The drama is in a sense two-fold, ‘external’, one ‘internal’. We have a blow-by-blow account of the punishing business of IVF – medical appointments, blood tests, invasive scans – and its physical effects. It makes for a grim catalogue of symptoms from aching joints to ovarium cysts. But, the psychological and emotional fallout is more gruelling still, as Leigh probes difficult, probably unanswerable, and undoubtedly self-excoriating questions about her desire for motherhood, the lengths (and costs) she’s prepared to go to get what she wants, and the validity of the grief she feels.
I have no doubt that many in the audience sympathised, and empathised, with the dilemmas and traumas that Leigh places under a cruel spotlight. But, the issues are complex – surely peculiar to individual circumstances, identities, relationships and contexts – and here we have just a singular perspective, one that is increasingly solipsistic as the play progresses and the years pass, as the ‘Woman’/Leigh becomes ever more single-mindedly fixated on a goal designed to satisfy her own desires. It becomes the only measure of her ‘success’; the definition of selfhood. Perhaps the desire for motherhood is inherently ‘selfish’ to some degree, just as being a mother inspires an instinctive selflessness.
The first-person perspective is problematic in this regard. A monologue inevitably takes us into an individual’s mind.

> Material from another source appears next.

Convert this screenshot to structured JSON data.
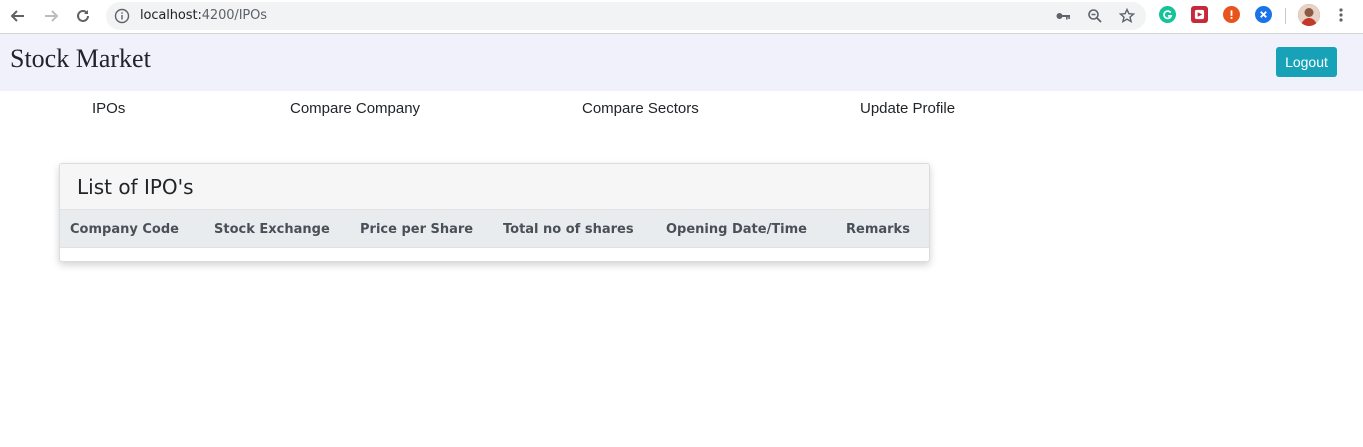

But, here there is no distance between authorial pen and protagonist’s psyche, such as one finds in ‘one-man shows’ such as Willy Russell’s Shirley Valentine, with its rejuvenation and rediscovery of the joys of life; or, even of Simon Callow’s account of Oscar Wilde’s spell in Reading Gaol, De Profundis, which presents Wilde’s reflections, regrets and recriminations.
The play’s refrain is ‘It’s up to you’: the choice is an expensive one, and in all sorts of ways – and one that hardly feels like freedom. But individual decisions are shaped by wider contexts. Here, the views of Paul, Leigh’s family and friends, work colleagues – views which are made to appear unsympathetic and judgemental – are revealed only from the Woman/Leigh’s perspective, though in her book Leigh acknowledged, ‘I guess it’s common sense but I sincerely believe in the truth of what I’m writing and at the very same time I know Paul would shape a different story.’
Peake makes Avalanche: A Love Story a powerful theatrical experience. But, for me it felt too much like reading a Plath poem, with none of the consolations tendered, however tentatively, by the beauty of the poet’s language.